As a legacy of French rule, most Senegalese start their day with bread. In the capital, Dakar, there are also croissants and pastries for breakfast.
Main meals often consist of rice dishes. Couscous and millet also form the basis of many dishes, with protein provided by meat, peanuts or fish.
The favourite national dish is thiéboudienne, chunks of fish stuffed with herbs, served on a bed of rice and vegetables. Another popular meal is yassa poulet, grilled chicken marinated in an onion and lemon sauce.
One of the most common drinks is bissap, which is made from hibiscus, sugar and water. Ginger juice (gingembre in French) is also popular, as is bouyi, a thick sugary drink made from the fruit of the baobab.
Though many people in Senegal work in agriculture, most of the country’s staple foods are imported. This causes inflation when food prices rise on the global market.
One company is doing well selling dairy products made from the milk of local cattle, rather than from imported milk powder. The government wants to encourage more local produce to reduce the dependence on imports.
A city of contrasts
Build as you earnBuild as you earnIn this video…a man talks about how he has saved up to build a business. With a small income, saving has been hard. But if he does well, he will be able to reinvest in his property, which is his home as well as his shop.
Around a fifth of the population of Senegal live in the capital of Dakar, the commercial and political hub of the country. Brand new roads, bridges and tunnels carry the city’s traffic past a growing number of sky scrapers and hotels.
But Dakar is a city of contrasts. In among the 4x4 vehicles are horse-carts and their drivers. And though many roads have new street lighting, power cuts regularly dim their glow.
Many poor rural migrants come to find work in Dakar and shanty towns have sprung up around the outskirts. In these basic dwellings with corrugated iron roofs, families crowd together in one room with no access to running water, sanitation or electricity.
The modern and the traditional
Culturally, the old and the new also live side by side. Dakar is famous for its vibrant music scene throbbing to the beat of mbalax and other music, where stylish young girls or disquettes pack the dance floors.
Yet much of Senegal’s Muslim society remains deeply traditional and patriarchal.

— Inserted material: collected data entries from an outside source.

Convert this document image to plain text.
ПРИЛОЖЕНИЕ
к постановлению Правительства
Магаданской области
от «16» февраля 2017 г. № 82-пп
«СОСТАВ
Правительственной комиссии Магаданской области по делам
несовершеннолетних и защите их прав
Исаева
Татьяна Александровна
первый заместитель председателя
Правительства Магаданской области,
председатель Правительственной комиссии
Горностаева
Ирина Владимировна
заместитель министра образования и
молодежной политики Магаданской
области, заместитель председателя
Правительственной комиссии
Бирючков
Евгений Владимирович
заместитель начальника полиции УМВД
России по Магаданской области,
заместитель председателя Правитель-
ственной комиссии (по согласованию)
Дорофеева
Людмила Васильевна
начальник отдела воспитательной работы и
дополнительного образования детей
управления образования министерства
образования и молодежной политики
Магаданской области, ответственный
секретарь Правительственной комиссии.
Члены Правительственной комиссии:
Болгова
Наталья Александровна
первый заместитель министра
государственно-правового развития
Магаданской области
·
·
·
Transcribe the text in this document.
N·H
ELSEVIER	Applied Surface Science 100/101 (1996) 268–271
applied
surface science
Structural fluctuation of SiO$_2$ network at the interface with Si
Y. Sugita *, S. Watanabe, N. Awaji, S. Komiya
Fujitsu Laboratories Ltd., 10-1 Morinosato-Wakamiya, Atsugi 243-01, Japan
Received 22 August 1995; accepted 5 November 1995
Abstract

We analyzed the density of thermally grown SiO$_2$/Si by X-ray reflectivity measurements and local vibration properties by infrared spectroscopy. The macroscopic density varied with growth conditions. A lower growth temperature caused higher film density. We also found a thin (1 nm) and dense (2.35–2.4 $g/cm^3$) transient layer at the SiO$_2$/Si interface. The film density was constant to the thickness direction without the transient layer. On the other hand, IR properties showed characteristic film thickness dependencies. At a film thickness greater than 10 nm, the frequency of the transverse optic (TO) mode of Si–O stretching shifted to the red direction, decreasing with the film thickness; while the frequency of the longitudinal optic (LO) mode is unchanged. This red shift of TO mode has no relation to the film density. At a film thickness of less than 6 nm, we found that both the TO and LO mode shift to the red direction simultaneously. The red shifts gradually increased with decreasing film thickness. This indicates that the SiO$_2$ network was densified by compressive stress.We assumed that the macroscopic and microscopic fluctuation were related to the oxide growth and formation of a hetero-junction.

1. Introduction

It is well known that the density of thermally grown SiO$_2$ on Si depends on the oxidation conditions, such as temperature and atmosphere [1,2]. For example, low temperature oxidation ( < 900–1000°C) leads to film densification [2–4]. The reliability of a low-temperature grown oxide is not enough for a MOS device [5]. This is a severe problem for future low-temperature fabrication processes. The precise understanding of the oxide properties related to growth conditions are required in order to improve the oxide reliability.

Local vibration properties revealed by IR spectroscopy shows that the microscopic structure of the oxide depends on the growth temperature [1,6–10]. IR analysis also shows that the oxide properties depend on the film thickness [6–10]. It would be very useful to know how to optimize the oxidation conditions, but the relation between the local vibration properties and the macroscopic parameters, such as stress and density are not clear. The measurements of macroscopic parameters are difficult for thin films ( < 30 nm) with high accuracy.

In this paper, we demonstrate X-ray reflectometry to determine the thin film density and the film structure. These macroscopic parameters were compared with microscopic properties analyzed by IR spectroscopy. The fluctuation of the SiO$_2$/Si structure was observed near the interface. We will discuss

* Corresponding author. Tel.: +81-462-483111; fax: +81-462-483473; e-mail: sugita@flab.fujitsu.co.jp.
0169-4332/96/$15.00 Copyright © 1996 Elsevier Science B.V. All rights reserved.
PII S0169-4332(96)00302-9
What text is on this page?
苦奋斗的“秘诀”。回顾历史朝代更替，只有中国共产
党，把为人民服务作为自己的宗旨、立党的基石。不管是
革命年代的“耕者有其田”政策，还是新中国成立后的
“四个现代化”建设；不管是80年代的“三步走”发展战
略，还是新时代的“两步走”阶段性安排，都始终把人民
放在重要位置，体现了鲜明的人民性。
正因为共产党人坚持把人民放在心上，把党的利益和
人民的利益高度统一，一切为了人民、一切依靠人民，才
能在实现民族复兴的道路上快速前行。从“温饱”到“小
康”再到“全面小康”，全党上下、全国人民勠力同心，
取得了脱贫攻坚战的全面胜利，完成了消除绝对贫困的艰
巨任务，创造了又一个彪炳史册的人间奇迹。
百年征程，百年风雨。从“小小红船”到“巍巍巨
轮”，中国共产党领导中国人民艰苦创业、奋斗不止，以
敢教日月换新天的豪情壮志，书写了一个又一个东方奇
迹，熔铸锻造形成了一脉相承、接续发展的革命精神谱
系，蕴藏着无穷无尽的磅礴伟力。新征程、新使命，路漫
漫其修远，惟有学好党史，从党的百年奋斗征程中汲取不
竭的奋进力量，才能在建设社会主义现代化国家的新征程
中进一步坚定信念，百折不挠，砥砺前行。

Women rarely live by themselves and leave the parental home only once they marry and join their husband (who may have up to three other wives, as allowed by the Koran).
Nevertheless, around two-fifths of women work, with female members of parliament forming a significant minority.
Few Senegalese women are veiled. Many choose to wear headdresses with their colourful and traditional billowing boubous – see Fashion.